Tokenizers¶
The lucid.data.tokenizers package provides tokenizer interfaces for text pipelines. It focuses on converting text into token ids and reconstructing text from ids in a way that integrates cleanly with Lucid tensors and data loaders.
Overview¶
Key responsibilities of a tokenizer in Lucid:
Split text into token units.
Convert tokens to integer ids for model input.
Convert ids back to readable text.
Handle special tokens such as [PAD], [UNK], [BOS], and [EOS].
Save and reload tokenizer state with pretrained-style APIs.
The base class is lucid.data.tokenizers.Tokenizer.
Quick Start¶
Single input:
from lucid.data.tokenizers import Tokenizer
tokenizer = MyTokenizer.from_pretrained("path/to/tokenizer")
ids = tokenizer.encode("hello lucid", add_special_tokens=True)
text = tokenizer.decode(ids)
Batch input (2D tensor output):
import lucid
batch_ids = tokenizer.batch_encode(
["hello lucid", "hi"],
padding=True,
return_tensor=True,
device="cpu",
)
assert isinstance(batch_ids, lucid.Tensor) # shape: (batch, seq_len)
Save / load:
tokenizer.save_pretrained("out/my_tokenizer")

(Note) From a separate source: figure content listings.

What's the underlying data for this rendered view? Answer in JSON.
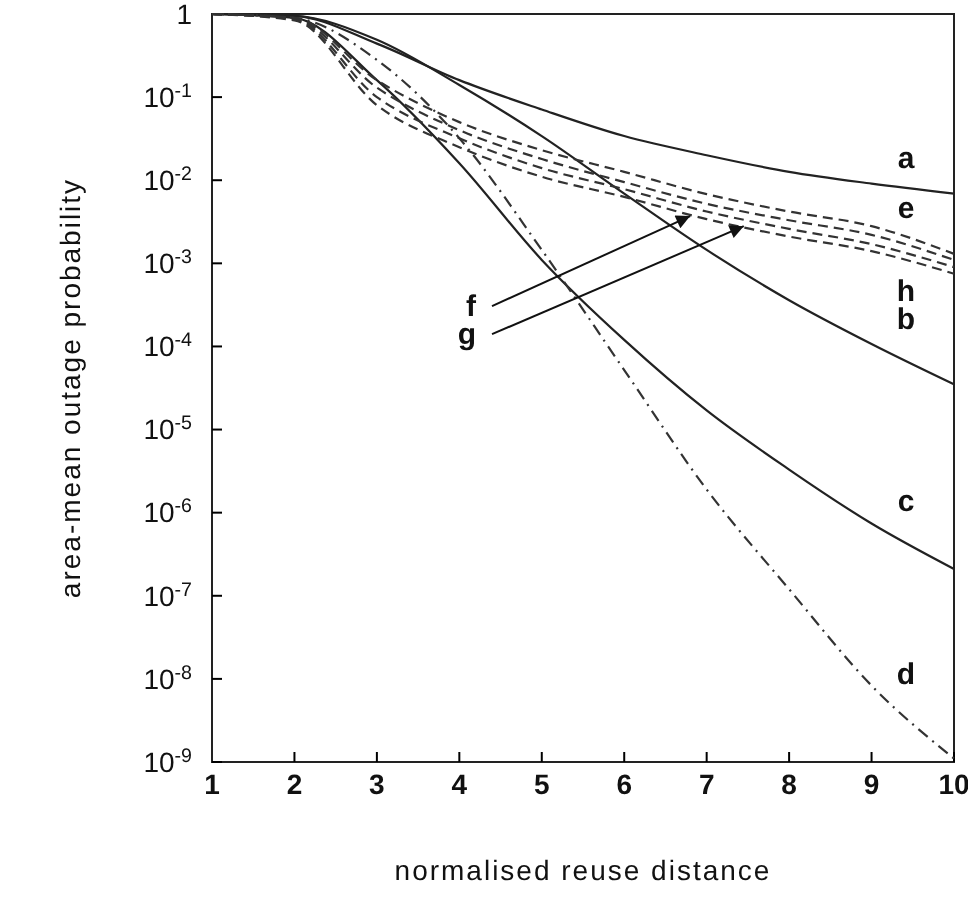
{
  "chart_data": {
    "type": "line",
    "xlabel": "normalised reuse distance",
    "ylabel": "area-mean outage probability",
    "log": "y",
    "grid": false,
    "marker": "none",
    "xlim": [
      1,
      10
    ],
    "ylim": [
      1e-09,
      1
    ],
    "xticks": [
      1,
      2,
      3,
      4,
      5,
      6,
      7,
      8,
      9,
      10
    ],
    "yticks": [
      1,
      {
        "value": 0.1,
        "label": "10$^{-1}$"
      },
      {
        "value": 0.01,
        "label": "10$^{-2}$"
      },
      {
        "value": 0.001,
        "label": "10$^{-3}$"
      },
      {
        "value": 0.0001,
        "label": "10$^{-4}$"
      },
      {
        "value": 1e-05,
        "label": "10$^{-5}$"
      },
      {
        "value": 1e-06,
        "label": "10$^{-6}$"
      },
      {
        "value": 1e-07,
        "label": "10$^{-7}$"
      },
      {
        "value": 1e-08,
        "label": "10$^{-8}$"
      },
      {
        "value": 1e-09,
        "label": "10$^{-9}$"
      }
    ],
    "x": [
      1,
      2,
      3,
      4,
      5,
      6,
      7,
      8,
      9,
      10
    ],
    "series": [
      {
        "name": "a",
        "color": "#222222",
        "line_style": "solid",
        "values": [
          1,
          0.95,
          0.44,
          0.16,
          0.071,
          0.034,
          0.02,
          0.0126,
          0.0091,
          0.0069
        ]
      },
      {
        "name": "b",
        "color": "#222222",
        "line_style": "solid",
        "values": [
          1,
          0.95,
          0.49,
          0.14,
          0.034,
          0.0069,
          0.00145,
          0.00036,
          0.000107,
          3.5e-05
        ]
      },
      {
        "name": "c",
        "color": "#222222",
        "line_style": "solid",
        "values": [
          1,
          0.9,
          0.16,
          0.016,
          0.0011,
          0.00012,
          1.7e-05,
          3.3e-06,
          7.4e-07,
          2.1e-07
        ]
      },
      {
        "name": "d",
        "color": "#333333",
        "line_style": "dotted",
        "values": [
          1,
          0.9,
          0.28,
          0.032,
          0.00145,
          5.2e-05,
          1.9e-06,
          1.2e-07,
          8.3e-09,
          1.1e-09
        ]
      },
      {
        "name": "e",
        "color": "#333333",
        "line_style": "dashed",
        "values": [
          1,
          0.9,
          0.16,
          0.05,
          0.023,
          0.0126,
          0.0068,
          0.0042,
          0.0028,
          0.0013
        ]
      },
      {
        "color": "#333333",
        "line_style": "dashed",
        "values": [
          1,
          0.88,
          0.13,
          0.04,
          0.018,
          0.0095,
          0.0052,
          0.0033,
          0.0022,
          0.0011
        ]
      },
      {
        "color": "#333333",
        "line_style": "dashed",
        "values": [
          1,
          0.86,
          0.1,
          0.032,
          0.014,
          0.0078,
          0.0042,
          0.0026,
          0.0017,
          0.0009
        ]
      },
      {
        "name": "h",
        "color": "#333333",
        "line_style": "dashed",
        "values": [
          1,
          0.84,
          0.08,
          0.025,
          0.011,
          0.0063,
          0.0034,
          0.0021,
          0.0014,
          0.00075
        ]
      }
    ],
    "annotations": [
      {
        "text": "f",
        "x": 6.8,
        "y": 0.0037
      },
      {
        "text": "g",
        "x": 7.45,
        "y": 0.0028
      }
    ]
  }
}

tokenizer2 = MyTokenizer.from_pretrained("out/my_tokenizer")
Note
encode(…, return_tensor=True) returns a 1D lucid.LongTensor.
batch_encode(…, return_tensor=True) returns a 2D tensor when lengths are aligned (or when padding=True is set).
decode accepts both list[int] and lucid.LongTensor inputs.